I recently read an op-ed article in the NYT in which the writer suggested that we should think less about whether we want kids but more about if the world needs more kids, that it would be nice for individuals to forstall a kid or two to help not contribute to worldwide overuse of resources and to overpopulation. The writer specifically stated that he didn't want a mandatory government program of any kind, just a voluntary thoughtfulness. Now, I'm pretty sure I do not want any children, for a variety of reasons, but, though I've usually kept this to myself, I've also questioned the wisdom of growing the world's population, especially as we worry about how our way of life harms the planet and the population. So I'm on board with the guy who wrote the op-ed. But after watching this movie, feeling so sad and helpless, I wondered if just not having kids wasn't enough? How about a mass die off? Sometimes this happens to animals accidentally - their population grows too fast for the area they live in to sustain them, their waste pollutes their water supply leading to illnesses, etc. The black plague is often credited with thinning the human population in Europe, but large wars also help humans thin our own herd.

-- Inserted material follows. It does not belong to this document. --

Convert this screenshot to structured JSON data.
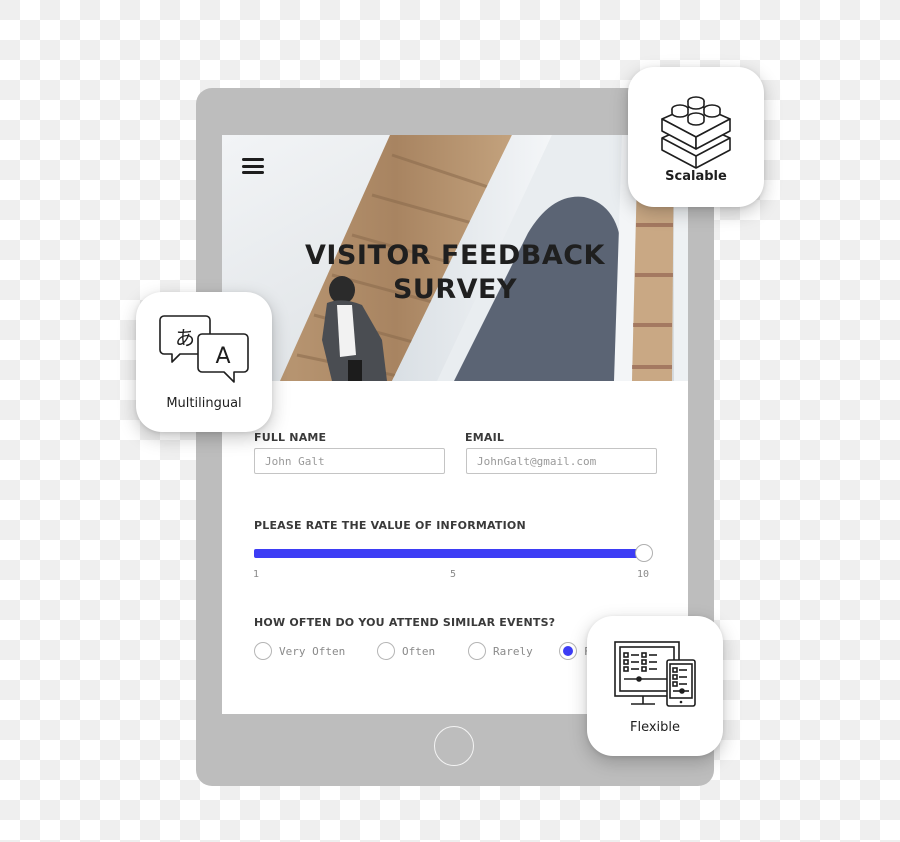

Ok, ok, so I know that by now you are saying, "A mass die off is too extreme. It could lead to genocide, since the majority would pick a disliked minority group to do most of the dying, or people with the 'worst' lives, whether through discrimiation or socioeconomic situations, would volunteer, creating a defacto genocidal situation. Plus, we are working as hard as we can on new energy sources and we can always cut down on our use. And it's not like you're the epitome of environmentally friendly." And I'm not. But I guess I have a harder time staying motivated for these things when I see larger forces working against it. There are people working on 'green' technological advances, but those companies in Gasland, and other large corporations, who make their huge profits on non-green, dirty energy sources, have more money, more lobbying power, more clout with politicians on both sides who have recieved large campaign contributions from them, and can quickly buy off the little guys who are hurt. They have a vested interest in keeping the energy status quo and blocking green energy and I feel helpless in the face of that. There was a day when I would have found this documentary a call to arms. Now I feel that I can't help the situation in a big picture way and I continue, in my own little way, to make it all worse, just by my everyday living.

A friend recently told me that, to her, in many instances, ignorance is bliss and that's why she doesn't watch the news. She doesn't worry about going into a neighborhood that others have told her are "bad" because she doesn't want some crime stat, or someone's opinion of what a bad neighborhood is, to get in the way of her living her life. Somedays, I do wish I could be more like that.